Missing file no big deal: IAF chief

By IANS
Tuesday, January 11, 2011

NEW DELHI - Dismissing as “nothing earth-shaking”, the case of a missing file relating to the $10 billion deal for 126 fighter aircraft, India’s air chief said Tuesday this will not adversely impact on the contract, which is expected to be signed later this year.

The file has got nothing earth-shaking and it has nothing to do with national security. It is not going to affect the deal, the Indian Air Force (IAF) chief, Air Chief Marshal P.V. Naik, told reporters here on the sidelines of a defence function.

The file dealing with the offsets plans of the six foreign vendors vying for the deal went missing in the last week of December 2010 and was later found by the roadside on Khelgaon Marg in south Delhi.

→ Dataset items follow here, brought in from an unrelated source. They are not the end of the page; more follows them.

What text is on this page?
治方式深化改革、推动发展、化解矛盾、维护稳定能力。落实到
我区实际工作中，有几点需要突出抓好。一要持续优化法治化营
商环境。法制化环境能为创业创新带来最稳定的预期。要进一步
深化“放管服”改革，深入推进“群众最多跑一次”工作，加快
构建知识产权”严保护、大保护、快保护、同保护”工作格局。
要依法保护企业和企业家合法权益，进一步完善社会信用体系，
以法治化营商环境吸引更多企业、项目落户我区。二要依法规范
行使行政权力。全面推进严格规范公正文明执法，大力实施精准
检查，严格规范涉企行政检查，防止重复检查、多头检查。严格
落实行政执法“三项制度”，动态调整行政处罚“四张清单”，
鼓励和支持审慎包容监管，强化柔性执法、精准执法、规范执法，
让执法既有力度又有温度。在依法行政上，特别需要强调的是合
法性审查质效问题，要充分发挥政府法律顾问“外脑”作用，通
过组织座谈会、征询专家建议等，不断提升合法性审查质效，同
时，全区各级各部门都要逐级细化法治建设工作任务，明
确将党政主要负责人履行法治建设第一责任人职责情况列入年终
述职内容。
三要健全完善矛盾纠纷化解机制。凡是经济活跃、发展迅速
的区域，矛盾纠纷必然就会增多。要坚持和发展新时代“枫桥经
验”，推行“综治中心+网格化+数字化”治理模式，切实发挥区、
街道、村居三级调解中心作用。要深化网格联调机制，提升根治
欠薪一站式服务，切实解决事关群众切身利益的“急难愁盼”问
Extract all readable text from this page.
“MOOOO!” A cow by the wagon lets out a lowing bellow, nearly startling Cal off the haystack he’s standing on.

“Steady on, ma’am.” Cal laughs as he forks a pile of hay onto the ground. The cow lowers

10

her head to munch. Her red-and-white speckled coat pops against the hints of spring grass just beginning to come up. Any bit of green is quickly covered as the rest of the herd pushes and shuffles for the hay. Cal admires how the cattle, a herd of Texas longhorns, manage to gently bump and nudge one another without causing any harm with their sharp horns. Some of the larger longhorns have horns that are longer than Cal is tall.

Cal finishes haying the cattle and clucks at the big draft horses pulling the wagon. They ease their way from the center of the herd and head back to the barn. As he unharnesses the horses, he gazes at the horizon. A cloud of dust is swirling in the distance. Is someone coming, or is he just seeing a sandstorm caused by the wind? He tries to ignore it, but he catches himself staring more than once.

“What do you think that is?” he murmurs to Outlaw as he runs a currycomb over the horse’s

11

The incident forced the defence ministry to order a probe into the role of two Indian Administrative Service officers of the defence production department for the lapse.

The tendering process for the 126 Medium Multi-Role Combat Aircraft (MMRCA), initiated in August 2007, has entered its final phase after the IAF carried out the flight and weapons evaluation of the six fighter planes competing for the contract, described as the “mother of all deals” because of its huge cost.

US majors Lockheed Martin’s F-16 and Boeing’s F/A-18 are in the fray along with Russian MiG-RAC’s MiG-35, French Dassault’s Rafale, Swedish Saab’s Gripen and European consortium EADS’ Eurofighter Typhoon for the high value deal.

The defence ministry has made it mandatory for the winning firm to reinvest 50 percent of the deal’s value in the Indian defence industry. The missing file dealt with how the six firms would go about this.

It was part of the (MMRCA) file dealing with some of the offsets proposals and there were three or four enclosures in the file, which dealt with some comments on the offsets proposals. So, it has nothing to do with the deal as such, Naik contended.

He said two probes had been ordered into the incident, separately by the defence ministry and the IAF.

The IAF inquiry is into whether correct procedures in handling confidential documents were followed or not. That inquiry is nearing completion. By and large, the procedures were followed. The file was handed over to the ministry nice and proper, he noted.

On the ministry’s enquiry, Naik said he was not aware of what was happening on that front.

The IAF needs the 126 jets to replace its ageing Soviet-era MiG-21 fighter aircraft that have earned the sobriquet “flying coffins” due to the high rate of air crashes in the late 1990s and the early years of this century.